In 2019, the Yellowstone Bighorn Research Association (YBRA) dedicated the Bonini Cabin in memory of William E. & Rose R. Bonini.

== Selected publications ==
Bonini authored and co-authored numerous scientific reports and peer-reviewed papers, including:

- Bonini, W.E. & Woollard, G.P. (1960). "Subsurface Geology of North Carolina–South Carolina Coastal Plain from Seismic Data." AAPG Bulletin, 44(3): 298–315. https://doi.org/10.1306/0BDA5FED-16BD-11D7-8645000102C1865D
- Moss, J.H. & Bonini, W.E. (1961). "Seismic Evidence Supporting a New Interpretation of the Cody Terrace Near Cody, Wyoming." GSA Bulletin, 72(4): 547–555. https://doi.org/10.1130/0016-7606(1961)72%5B547:SESANI%5D2.0.CO;2
- Behrendt, J.C., Tibbetts, B.L., Bonini, W.E., Lavin, P.M., Love, J.D. & Reed, J.C. (1968). A geophysical study in Grand Teton National Park and vicinity, Teton County, Wyoming.

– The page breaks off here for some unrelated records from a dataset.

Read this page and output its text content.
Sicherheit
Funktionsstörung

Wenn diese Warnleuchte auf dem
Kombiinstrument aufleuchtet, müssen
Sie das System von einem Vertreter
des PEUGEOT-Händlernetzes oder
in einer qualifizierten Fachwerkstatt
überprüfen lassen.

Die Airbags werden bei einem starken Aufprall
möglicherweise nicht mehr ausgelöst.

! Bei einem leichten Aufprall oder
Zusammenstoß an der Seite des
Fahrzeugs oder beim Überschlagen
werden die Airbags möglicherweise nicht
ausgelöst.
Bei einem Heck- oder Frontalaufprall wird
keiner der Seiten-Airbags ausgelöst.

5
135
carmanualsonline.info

U.S. Geological Survey Professional Paper 516-E.
- Bonini, W.E., Loomis, T.P. & Robertson, J.D. (1973). "Gravity anomalies, ultramafic intrusions, and tectonics of region around Strait of Gibraltar." Journal of Geophysical Research, 78(8): 1372–1382. https://agupubs.onlinelibrary.wiley.com/doi/abs/10.1029/JB078i008p01372
- Kellogg, J.N. & Bonini, W.E. (1982). "Subduction of the Caribbean Plate and basement uplifts in the overriding South American Plate." Tectonics, 1(3): 251–276. https://agupubs.onlinelibrary.wiley.com/doi/abs/10.1029/TC001i003p00251
- Bonini, W.E., Hargraves, R.B. & Shagam, R. (1984). The Caribbean–South American Plate Boundary and Regional Tectonics. Geological Society of America Memoir 162, 421 pp.
He also co-authored a physical geology textbook:
- Judson, S., Bonini, W.E., Rossbacher, L.A., Rhodes, D.D. & Kauffman, M.E. (1995). Physical Geology: The Lab Book (9th ed.). Pearson College Division, 260 pp.